Dan setelah tiga puluh menit berlalu, barulah Naya menerima panggilan telepon darinya. Menyatakan baik-baik saja dan tidak kehujanan. Agita lega, dan kembali menyiapkan makan siang untuk putrinya.

Tak lama Naya membuka pintu rumah, dia tampak berseri namun juka kikuk sendiri. Lalu memeluk sang ibu yang menyambutnya dengan hangat. Kemudian menyiapkan teh panas karena udara sangat dingin.

"Senyum terus, hayoo ada apa?" Agita menatap Naya dengan penuh selidik.

"Ma, Naya udah boleh jatuh cinta belum?" tanya gadis itu malu-malu.

Agita sedikit terkejut, menarik nafas panjang dan tersenyum, "Cinta kan ga bisa dilarang, boleh atau belum. Semua hadir dengan alamiah. Hanya saja, ada waktu yang tepat dan tidaknya direalisasikan."

Naya mengangguk-anggukan kepala, kemudian menyeruput teh panas yang begitu menghangatkan tubuhnya.

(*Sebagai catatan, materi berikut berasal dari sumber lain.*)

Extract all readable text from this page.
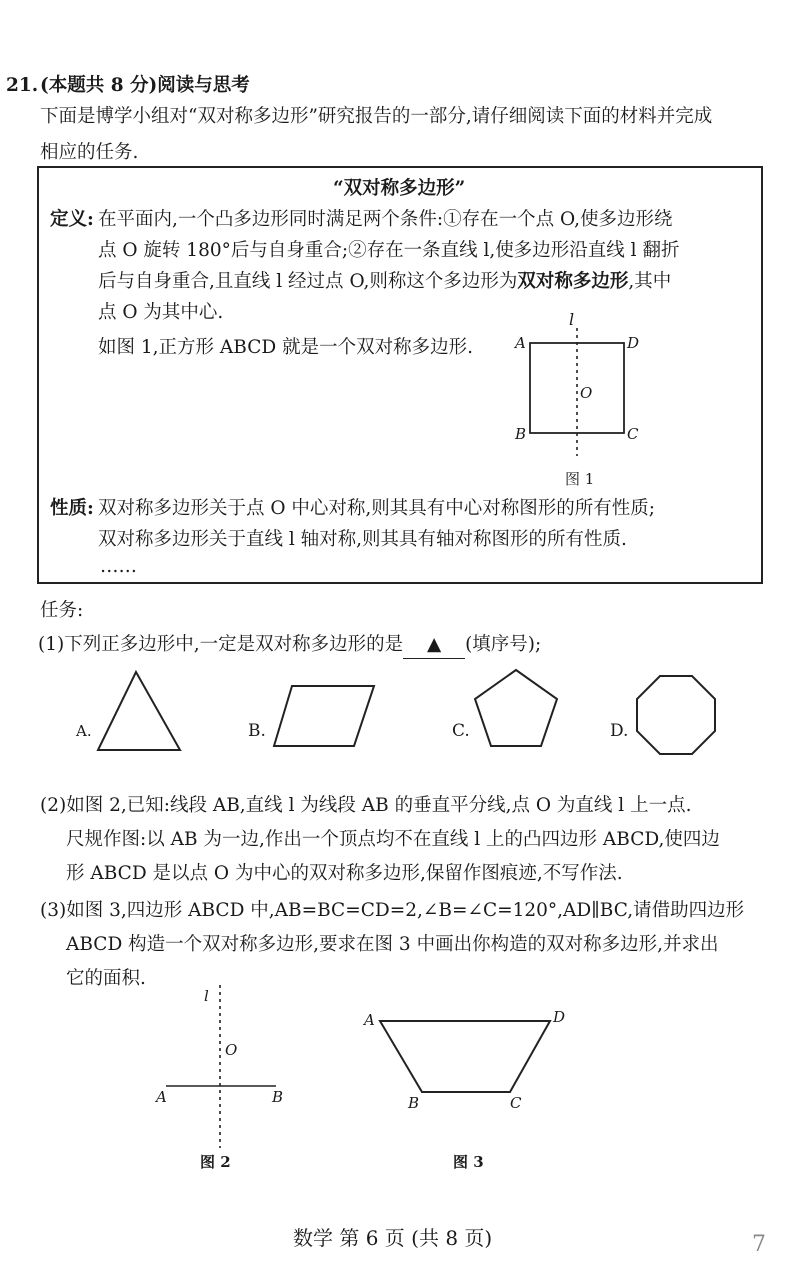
21. (本题共 8 分)阅读与思考
下面是博学小组对“双对称多边形”研究报告的一部分,请仔细阅读下面的材料并完成
相应的任务.
“双对称多边形”
定义: 在平面内,一个凸多边形同时满足两个条件:①存在一个点 O,使多边形绕
点 O 旋转 180°后与自身重合;②存在一条直线 l,使多边形沿直线 l 翻折
后与自身重合,且直线 l 经过点 O,则称这个多边形为双对称多边形,其中
点 O 为其中心.
如图 1,正方形 ABCD 就是一个双对称多边形.
l
A	D
B	C
O
图 1
性质: 双对称多边形关于点 O 中心对称,则其具有中心对称图形的所有性质;
双对称多边形关于直线 l 轴对称,则其具有轴对称图形的所有性质.
……
任务:
(1)下列正多边形中,一定是双对称多边形的是 ▲ (填序号);
A.	B.	C.	D.
(2)如图 2,已知:线段 AB,直线 l 为线段 AB 的垂直平分线,点 O 为直线 l 上一点.
尺规作图:以 AB 为一边,作出一个顶点均不在直线 l 上的凸四边形 ABCD,使四边
形 ABCD 是以点 O 为中心的双对称多边形,保留作图痕迹,不写作法.
(3)如图 3,四边形 ABCD 中,AB=BC=CD=2,∠B=∠C=120°,AD∥BC,请借助四边形
ABCD 构造一个双对称多边形,要求在图 3 中画出你构造的双对称多边形,并求出
它的面积.
l
O
A	B
图 2
A	D
B	C
图 3
数学 第 6 页 (共 8 页)	7
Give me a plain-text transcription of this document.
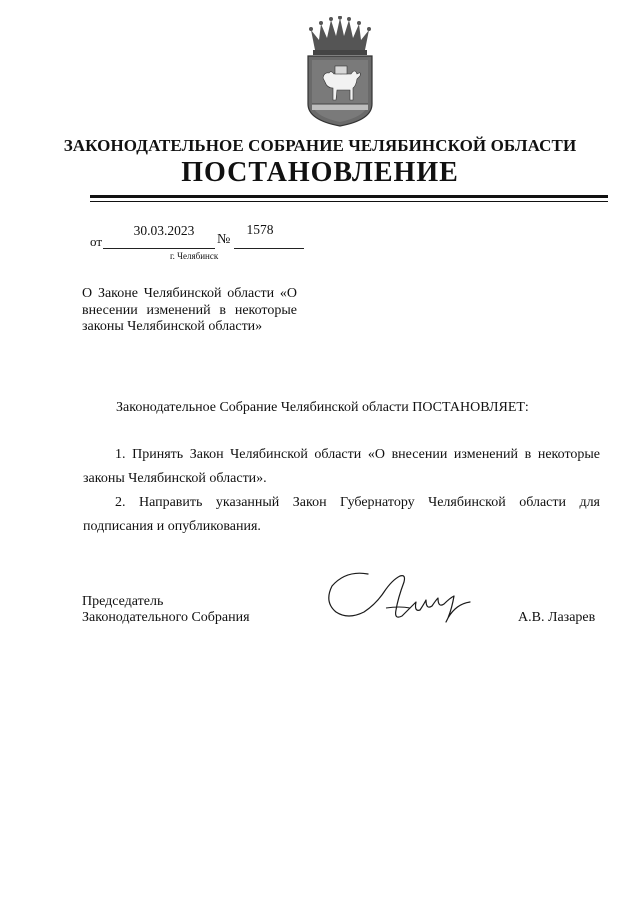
ЗАКОНОДАТЕЛЬНОЕ СОБРАНИЕ ЧЕЛЯБИНСКОЙ ОБЛАСТИ
ПОСТАНОВЛЕНИЕ
от
30.03.2023
№
1578
г. Челябинск
О Законе Челябинской области «О внесении изменений в некоторые законы Челябинской области»
Законодательное Собрание Челябинской области ПОСТАНОВЛЯЕТ:
1. Принять Закон Челябинской области «О внесении изменений в некоторые законы Челябинской области».
2. Направить указанный Закон Губернатору Челябинской области для подписания и опубликования.
Председатель
Законодательного Собрания	А.В. Лазарев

Sehangat tatapan pria yang tadi mengantarnya pulang.

"Siapa?" tanya Agita penasaran.

Naya tersipu, lalu menutup wajahnya sendiri. Benar kata Reval, ada rasa malu yang dirasakan ketika menyadari perbedaan usia mereka. Dan mungkin akan sulit diterima. Tapi lebih dari itu, cinta Naya masih sangat besar untuk penulis favoritnya, Philein.

"Tapi ... aku masih berharap bisa bertemu Philein dulu, setelah itu baru menentukan ... menerima siapa dalam kisah cinta ini." Naya merona di hadapan sang ibu untuk pertama kali.

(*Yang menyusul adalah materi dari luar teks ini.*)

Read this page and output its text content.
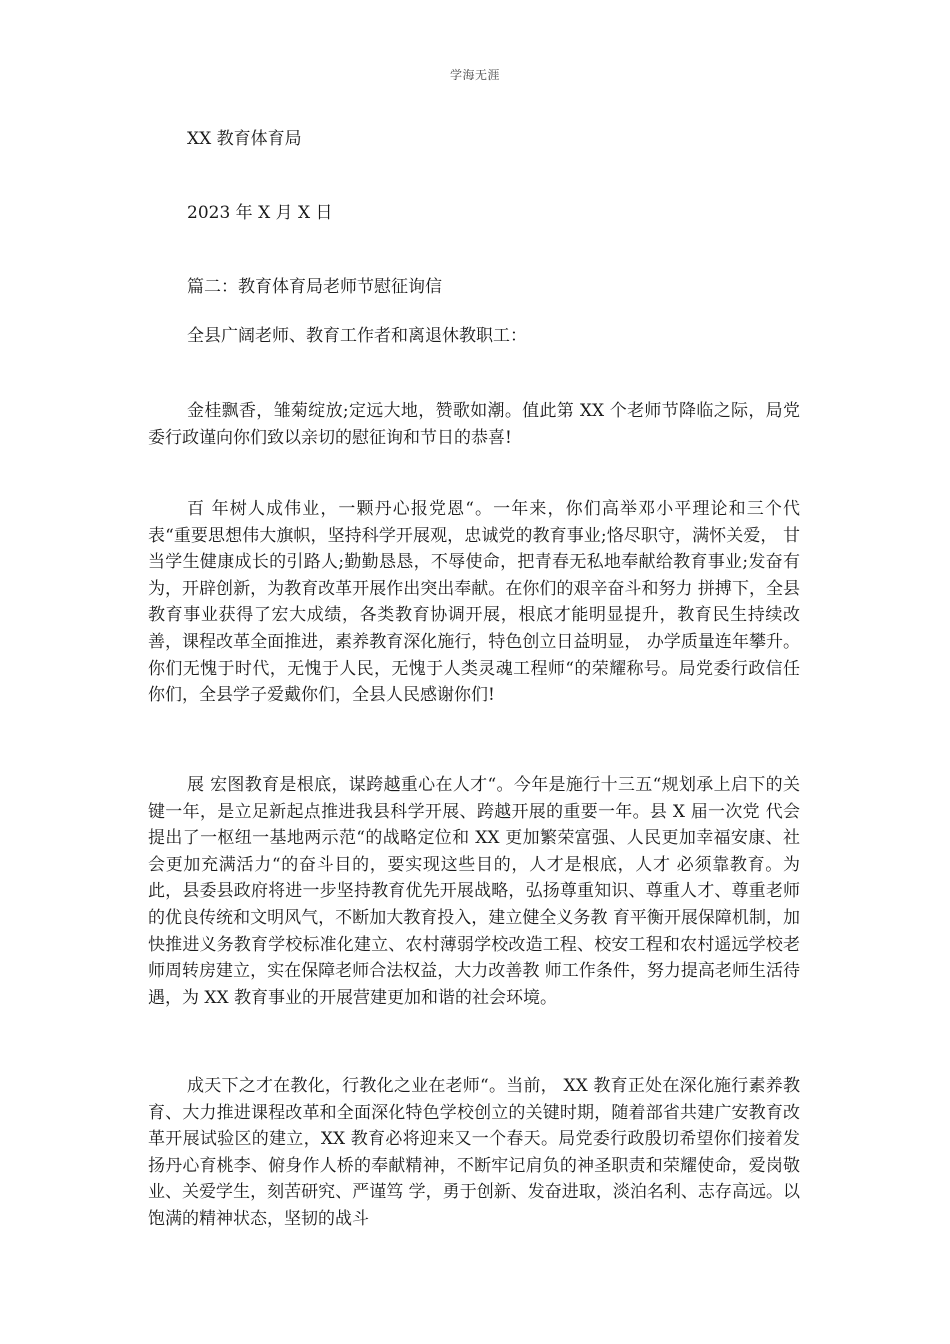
学海无涯
XX 教育体育局
2023 年 X 月 X 日
篇二：教育体育局老师节慰征询信
全县广阔老师、教育工作者和离退休教职工：

金桂飘香，雏菊绽放;定远大地，赞歌如潮。值此第 XX 个老师节降临之际，局党委行政谨向你们致以亲切的慰征询和节日的恭喜!

百 年树人成伟业，一颗丹心报党恩“。一年来，你们高举邓小平理论和三个代表“重要思想伟大旗帜，坚持科学开展观，忠诚党的教育事业;恪尽职守，满怀关爱， 甘当学生健康成长的引路人;勤勤恳恳，不辱使命，把青春无私地奉献给教育事业;发奋有为，开辟创新，为教育改革开展作出突出奉献。在你们的艰辛奋斗和努力 拼搏下，全县教育事业获得了宏大成绩，各类教育协调开展，根底才能明显提升，教育民生持续改善，课程改革全面推进，素养教育深化施行，特色创立日益明显， 办学质量连年攀升。你们无愧于时代，无愧于人民，无愧于人类灵魂工程师“的荣耀称号。局党委行政信任你们，全县学子爱戴你们，全县人民感谢你们!

展 宏图教育是根底，谋跨越重心在人才“。今年是施行十三五“规划承上启下的关键一年，是立足新起点推进我县科学开展、跨越开展的重要一年。县 X 届一次党 代会提出了一枢纽一基地两示范“的战略定位和 XX 更加繁荣富强、人民更加幸福安康、社会更加充满活力“的奋斗目的，要实现这些目的，人才是根底，人才 必须靠教育。为此，县委县政府将进一步坚持教育优先开展战略，弘扬尊重知识、尊重人才、尊重老师的优良传统和文明风气，不断加大教育投入，建立健全义务教 育平衡开展保障机制，加快推进义务教育学校标准化建立、农村薄弱学校改造工程、校安工程和农村遥远学校老师周转房建立，实在保障老师合法权益，大力改善教 师工作条件，努力提高老师生活待遇，为 XX 教育事业的开展营建更加和谐的社会环境。

成天下之才在教化，行教化之业在老师“。当前， XX 教育正处在深化施行素养教育、大力推进课程改革和全面深化特色学校创立的关键时期，随着部省共建广安教育改革开展试验区的建立，XX 教育必将迎来又一个春天。局党委行政殷切希望你们接着发扬丹心育桃李、俯身作人桥的奉献精神，不断牢记肩负的神圣职责和荣耀使命，爱岗敬业、关爱学生，刻苦研究、严谨笃 学，勇于创新、发奋进取，淡泊名利、志存高远。以饱满的精神状态，坚韧的战斗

Sementara Agita merasa cemas, kecintaan putrinya pada sosok Philein sudah diluar batas kewajaran. Hingga dia harus tahu seperti apa pria yang didambakan putrinya itu.

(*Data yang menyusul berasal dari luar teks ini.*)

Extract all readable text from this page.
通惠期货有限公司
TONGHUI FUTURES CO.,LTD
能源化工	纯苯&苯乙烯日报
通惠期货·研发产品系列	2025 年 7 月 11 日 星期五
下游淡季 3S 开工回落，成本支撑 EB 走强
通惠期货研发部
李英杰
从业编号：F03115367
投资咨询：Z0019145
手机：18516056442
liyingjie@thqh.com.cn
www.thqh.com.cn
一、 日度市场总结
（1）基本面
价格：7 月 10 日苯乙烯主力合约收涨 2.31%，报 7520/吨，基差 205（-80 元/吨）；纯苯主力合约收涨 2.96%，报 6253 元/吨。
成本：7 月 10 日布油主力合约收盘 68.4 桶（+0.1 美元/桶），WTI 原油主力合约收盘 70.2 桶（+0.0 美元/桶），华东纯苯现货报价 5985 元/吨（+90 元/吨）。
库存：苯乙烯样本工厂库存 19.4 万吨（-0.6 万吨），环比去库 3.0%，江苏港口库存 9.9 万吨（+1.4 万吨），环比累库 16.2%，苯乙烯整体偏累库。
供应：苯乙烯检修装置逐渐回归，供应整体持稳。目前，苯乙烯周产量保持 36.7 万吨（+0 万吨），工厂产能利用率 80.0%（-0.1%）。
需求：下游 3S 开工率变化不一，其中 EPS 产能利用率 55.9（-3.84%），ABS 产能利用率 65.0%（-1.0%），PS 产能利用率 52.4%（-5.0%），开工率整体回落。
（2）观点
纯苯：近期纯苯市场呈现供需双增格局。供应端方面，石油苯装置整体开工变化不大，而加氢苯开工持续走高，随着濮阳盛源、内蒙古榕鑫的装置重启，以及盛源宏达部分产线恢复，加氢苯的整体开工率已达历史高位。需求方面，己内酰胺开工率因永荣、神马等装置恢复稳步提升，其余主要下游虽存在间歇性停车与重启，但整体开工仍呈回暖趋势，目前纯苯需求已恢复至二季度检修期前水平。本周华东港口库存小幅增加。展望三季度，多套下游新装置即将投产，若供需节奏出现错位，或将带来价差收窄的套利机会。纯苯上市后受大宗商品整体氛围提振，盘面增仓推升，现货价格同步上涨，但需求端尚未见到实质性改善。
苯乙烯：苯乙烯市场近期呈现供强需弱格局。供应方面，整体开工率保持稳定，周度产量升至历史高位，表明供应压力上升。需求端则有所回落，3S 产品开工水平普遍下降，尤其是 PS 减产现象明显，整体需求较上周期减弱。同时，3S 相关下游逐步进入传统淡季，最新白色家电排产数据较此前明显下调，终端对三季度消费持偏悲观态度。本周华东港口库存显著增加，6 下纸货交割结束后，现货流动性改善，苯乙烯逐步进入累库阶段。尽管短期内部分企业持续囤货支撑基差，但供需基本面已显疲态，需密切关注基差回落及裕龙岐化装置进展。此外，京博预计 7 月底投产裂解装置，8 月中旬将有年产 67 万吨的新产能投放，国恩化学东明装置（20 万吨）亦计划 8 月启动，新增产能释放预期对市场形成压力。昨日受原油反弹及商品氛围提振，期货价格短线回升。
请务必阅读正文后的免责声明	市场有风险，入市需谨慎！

"Philein itu kan semacam artis, Nay. Tidak perlu dicintai sebesar itu. Bedakan dengan kehidupan nyatamu." Agita mencoba mengubah cara berfikir Naya.

Tentu tidak mudah, apalagi Philein telah menjadi nyata sejak ada sosial media. Setiap hari Naya akan membuka sosial media hanya demi pria misterius itu. Meski yang dia temui hanya deretan tulisan dan kata pujangga yang artinya bisa beda pada setiap pembaca.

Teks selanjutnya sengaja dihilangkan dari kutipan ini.